DATA PROTECTION IN THE EMPLOYMENT & PENSIONS SECTOR
Privacy laws are more relevant today than they were before and in the world of today personal data is regarded as a valuable asset. This is seen in the Data Protection Act (the “Act”) which was assented to on the 8th of November 2019 and came in to govern what was otherwise a lawless regime. Numerous sectors within the country have felt the far reaching effects of the Act. It has numerous objectives including giving effect to Article 31 of the Constitution on the right to privacy, regulation of the processing of personal data and providing for rights of data subjects.
In the employment and pensions sector, personal information is frequently collected. It could be applicants providing their personal information when filling out a job application. It could be a member in a pension scheme giving out information on their next of kin for purposes of the Nomination of Beneficiary form. It could be payroll information, leave or medical information, residential data. All these are considered personal data and any processing of the same is now regulated under the Act. Processing of data can be via collection, storage, use, disclosure or destruction of personal data.
Employers and Scheme Trustees qualify as data processors under the Act. With the role, comes the responsibility to comply with the data processing principles set out in section 25 of the Act. These principles include processing data in accordance with the right to privacy, ensuring that personal data is collected only for a necessary and legitimate purpose & providing valid information to the employee before collecting personal data.
Trustees and employers will need to take additional steps as data processors in order to ensure compliance with the Data Protection Act. Below are examples of a few that can be implemented to ensure compliance.
a) Ensuring that employees and members are aware of the rights availed to them under the act.
- the right to be informed of the use to which their personal data is to be put;
- the right to access their personal data in custody of data processor;
- the right to object to the processing of their personal data;
- the right to correction of false or misleading data; and
- the right to deletion of false or misleading data about them.
b) Registration as a data processor. Section 18 of the Act requires all data processors to be registered with the Data Commissioner as per the prescribed thresholds required for mandatory registration. As the thresholds are yet to be prescribed, the requirement for mandatory registration is not in place yet. Employers and Scheme Trustees should however ensure that they have all the information required for the application such as a description of the personal data that will be processed, the category of data subjects and a description of safeguards and security measures put in place to ensure protection of personal data.
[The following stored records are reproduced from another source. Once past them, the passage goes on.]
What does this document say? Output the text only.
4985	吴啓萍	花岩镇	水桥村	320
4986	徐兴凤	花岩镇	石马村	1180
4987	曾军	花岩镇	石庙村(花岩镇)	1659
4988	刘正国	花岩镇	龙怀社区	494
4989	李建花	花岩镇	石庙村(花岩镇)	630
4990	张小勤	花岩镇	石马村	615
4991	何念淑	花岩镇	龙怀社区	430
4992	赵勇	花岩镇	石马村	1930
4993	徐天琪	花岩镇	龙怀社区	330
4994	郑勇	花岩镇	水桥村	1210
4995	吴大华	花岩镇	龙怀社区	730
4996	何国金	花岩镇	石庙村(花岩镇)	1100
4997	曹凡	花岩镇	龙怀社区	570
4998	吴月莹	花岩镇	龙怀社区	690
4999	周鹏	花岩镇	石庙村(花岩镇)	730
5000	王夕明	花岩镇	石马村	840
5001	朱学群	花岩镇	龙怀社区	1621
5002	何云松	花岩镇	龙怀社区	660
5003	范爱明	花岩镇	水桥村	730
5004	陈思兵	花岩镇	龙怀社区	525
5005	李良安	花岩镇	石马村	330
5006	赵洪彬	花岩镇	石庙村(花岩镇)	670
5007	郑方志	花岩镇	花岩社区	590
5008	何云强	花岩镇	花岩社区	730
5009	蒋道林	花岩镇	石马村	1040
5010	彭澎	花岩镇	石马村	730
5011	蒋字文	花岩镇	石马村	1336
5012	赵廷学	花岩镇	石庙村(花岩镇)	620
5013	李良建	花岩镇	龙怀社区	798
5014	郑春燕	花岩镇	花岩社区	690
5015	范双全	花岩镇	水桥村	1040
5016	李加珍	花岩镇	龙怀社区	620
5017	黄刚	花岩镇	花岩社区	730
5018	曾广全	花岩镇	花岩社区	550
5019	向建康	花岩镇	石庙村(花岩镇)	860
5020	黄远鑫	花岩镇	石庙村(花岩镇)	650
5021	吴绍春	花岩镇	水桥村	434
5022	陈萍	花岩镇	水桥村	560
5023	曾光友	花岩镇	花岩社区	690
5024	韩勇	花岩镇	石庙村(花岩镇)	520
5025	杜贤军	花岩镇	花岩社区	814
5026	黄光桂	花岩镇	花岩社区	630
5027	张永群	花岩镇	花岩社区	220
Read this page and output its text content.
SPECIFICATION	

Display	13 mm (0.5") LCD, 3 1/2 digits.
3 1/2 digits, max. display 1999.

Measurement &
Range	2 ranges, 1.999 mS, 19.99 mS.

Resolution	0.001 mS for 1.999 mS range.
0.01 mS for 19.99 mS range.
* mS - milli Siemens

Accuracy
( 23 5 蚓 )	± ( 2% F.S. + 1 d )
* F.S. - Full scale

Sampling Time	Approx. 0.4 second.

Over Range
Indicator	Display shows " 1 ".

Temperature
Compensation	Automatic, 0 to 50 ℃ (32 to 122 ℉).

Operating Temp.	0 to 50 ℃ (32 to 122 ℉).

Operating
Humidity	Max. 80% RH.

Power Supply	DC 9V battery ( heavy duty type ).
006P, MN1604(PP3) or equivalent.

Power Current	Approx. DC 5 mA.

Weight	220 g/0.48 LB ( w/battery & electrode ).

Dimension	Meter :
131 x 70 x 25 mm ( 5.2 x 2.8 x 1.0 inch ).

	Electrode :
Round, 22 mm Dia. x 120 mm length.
c) Safeguards & Security Measures. For purposes of the application for registration as a data processor, safeguards and security measures will have to be put in place to ensure that the personal data of employees is protected. Some of these measures can include having an up to date data security policy that is regularly circulated, encrypting of employee data, password management & multifactor authentication. The relevant policies, procedures and practices will have to be redrafted, implemented and maintained in accordance with the Act. Employers should also audit their data management processes to regularly test, assess and evaluate the effectiveness of the security measures.
d) Consent Checklist. Consent is a very important aspect of the Act as personal data should not be processed unless it is collected directly from the subject and with their consent. Consent must be express and informed. The employer can therefore use the following employment consent checklist in relation to personal data:
- implement a process for identifying circumstances in which the employer may need to rely on consent to process personal data;
- implement a process to maintain a written record of all consent the employer has obtained in relation to each processing; and
- implement a process to manage consequences of withdrawal of consent where it is relied on.
e) Legal Obligations & Legitimate Interests. Personal data should only be collected where it is absolutely necessary and be in the least intrusive manner possible. It should also only be processed for purposes of complying with a legal obligation and for a legitimate interest except where the interest overrides the interest of or the fundamental rights of the employee.
f) Data Protection Clause. Relevant documents such as employment contracts and trust deeds should be amended to include data protection clauses. The clause can provide for elements such as the duration of processing of the data, the nature and purposes of processing, types of personal data and the relevant Data Subjects. This clause should also apply to third party agreement such as those with scheme administrators, fund managers & custodians.
g) Collective Bargaining Agreements. Trade unions are likely to initiate claims that exercise employees’ rights under the Act. For purposes of protecting their members, collective bargaining agreements between employers and trade unions may be amended to include additional or stricter requirements for processing of personal data.
h) Relationship with Sponsor or Founder. Employers frequently give Scheme Trustees personal data on an employee for the purposes of administration of the scheme. There should be in place a protocol, policy or agreement which formally documents the ways in which personal data will be shared between the trustees and the sponsoring employer.
In conclusion, it is clear that the impact of the Act will be felt and therefore employers and scheme trustees should be ready to comply with it. By following the steps set out above, one will surely be one step closer to the required compliance.